El reciente disenso en la Junta de Gobierno del Banco de México ha llevado a un debate crucial: ¿la reciente reducción de 50 puntos base en la tasa de interés de referencia está afectando la credibilidad del banco, especialmente en un contexto de inflación creciente que está lejos de su meta del 3% más/menos 1%?
Esta inquietud, que ya había sido planteada por algunos analistas privados en círculos restringidos, ha comenzado a resonar en espacios más amplios, tomando especial relevancia tras la última decisión unánime de la Junta, donde Victoria Rodríguez Ceja, gobernadora del banco, y los subgobernadores Jonathan Heath, Galia Borja Gómez, Omar Mejía y José Gabriel Cuadra, se presentaron ante la situación actual del mercado.
Desde diciembre de 2024, la tasa de interés ha sido objeto de cuatro recortes consecutivos, totalizando 200 puntos base desde su máximo del 10%. La última modificación, que llevó la tasa a 8%, se realizó en un contexto donde la inflación general había escalado a 4.32%, superando así los márgenes establecidos por el banco central.
Durante la reunión donde se tomó esta decisión, el subgobernador Jonathan Heath expresó su postura disidente, abogando por mantener la tasa en 8.5%. Según sus análisis, es “no realista” suponer una disminución de la inflación dada la debilidad económica, que hasta el momento no se ha evidenciado, y advirtió que el panorama inflacionario sigue empeorando.
Heath enfatizó que la drástica reducción de la tasa podría poner en riesgo una postura monetaria restrictiva, sugiriendo que dicha decisión podría interpretarse como una señal de complacencia que socava el compromiso de Banxico con su objetivo inflacionario. Insistió en la necesidad de transmitir un mensaje coherente de firmeza frente a los retos económicos actuales.
Pese a las inquietudes de Heath, la mayoría de los miembros de la Junta sustentaron que era viable proceder con el recorte, aunque el documento no detalla los futuros ajustes de tasas.

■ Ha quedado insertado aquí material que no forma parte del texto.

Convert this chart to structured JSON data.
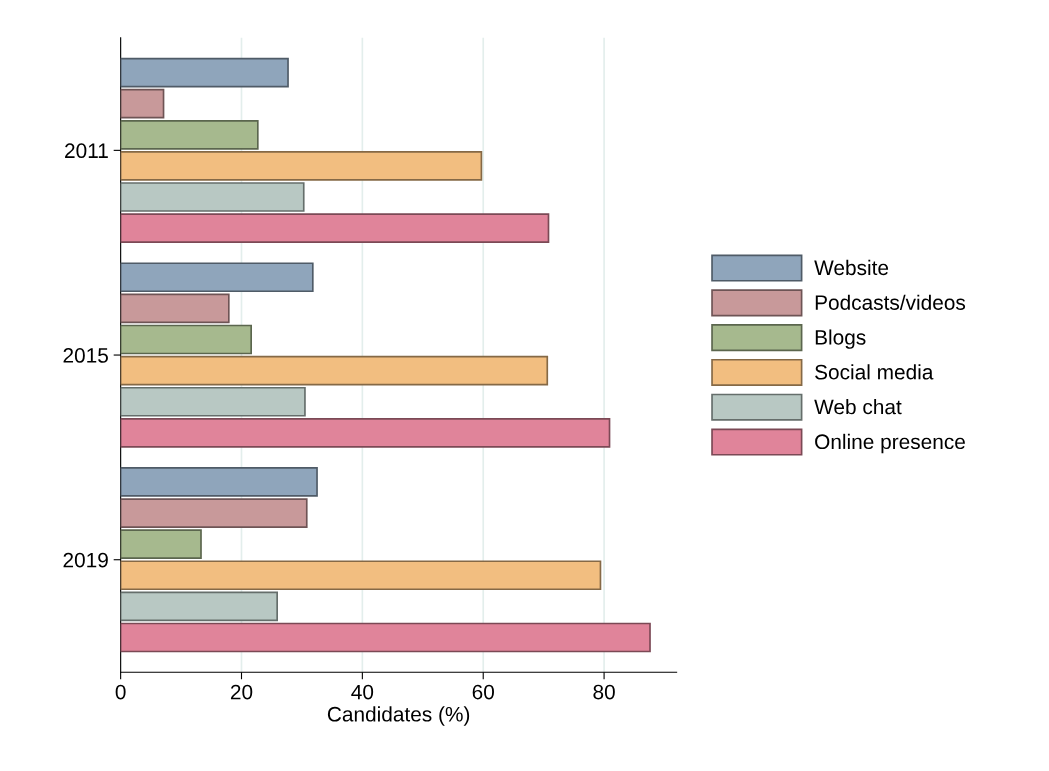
{
  "chart_data": {
    "type": "bar",
    "orientation": "horizontal",
    "xlabel": "Candidates (%)",
    "categories": [
      "2011",
      "2015",
      "2019"
    ],
    "series": [
      {
        "name": "Website",
        "color": "#8fa5bb",
        "values": [
          27.7,
          31.8,
          32.5
        ]
      },
      {
        "name": "Podcasts/videos",
        "color": "#c8999a",
        "values": [
          7.1,
          17.9,
          30.8
        ]
      },
      {
        "name": "Blogs",
        "color": "#a6b98e",
        "values": [
          22.7,
          21.6,
          13.3
        ]
      },
      {
        "name": "Social media",
        "color": "#f2be80",
        "values": [
          59.7,
          70.6,
          79.4
        ]
      },
      {
        "name": "Web chat",
        "color": "#b8c8c3",
        "values": [
          30.3,
          30.5,
          25.9
        ]
      },
      {
        "name": "Online presence",
        "color": "#e0849a",
        "values": [
          70.8,
          80.9,
          87.6
        ]
      }
    ],
    "xlim": [
      0,
      92
    ],
    "xticks": [
      0,
      20,
      40,
      60,
      80
    ],
    "grid": "x",
    "legend": "right"
  }
}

Este contexto sugiere que, por ahora, podríamos estar acercándonos al final de los recortes de 50 puntos base por parte de Banxico.
Las decisiones del banco central son de suma delicadeza, ya que su credibilidad se encuentra en juego y su impacto trasciende en diversas capas de la economía nacional.
En otros frentes, el presidente de Estados Unidos, Donald Trump, intensificó la presión hacia Canadá al imponer un arancel del 35% a todas sus exportaciones, una maniobra que busca que las empresas canadienses reubiquen sus operaciones en territorio estadounidense. Esta situación complejiza aún más las relaciones comerciales, especialmente para México, que enfrenta desafíos a raíz de negociaciones delicadas relacionadas con aranceles al cobre.
Por otro lado, la Confederación Patronal de la República Mexicana (Coparmex) ha lanzado severas críticas hacia Pemex por sus deudas con proveedores, las cuales acumulan unos 404,000 millones de pesos. Aunque se ha intentado reducir este monto en un 20%, la situación sigue siendo crítica. La Coparmex ha señalado que estas malas prácticas, herencia de administraciones anteriores, están asfixiando a muchas empresas. La necesidad de una Pemex sólida es innegable, pero no a expensas de dañar al ecosistema empresarial que la ha respaldado históricamente.
Así, la narrativa actual nos presenta un panorama de incertidumbres y retos, donde decisiones tomadas en el presente moldearán el futuro económico del país.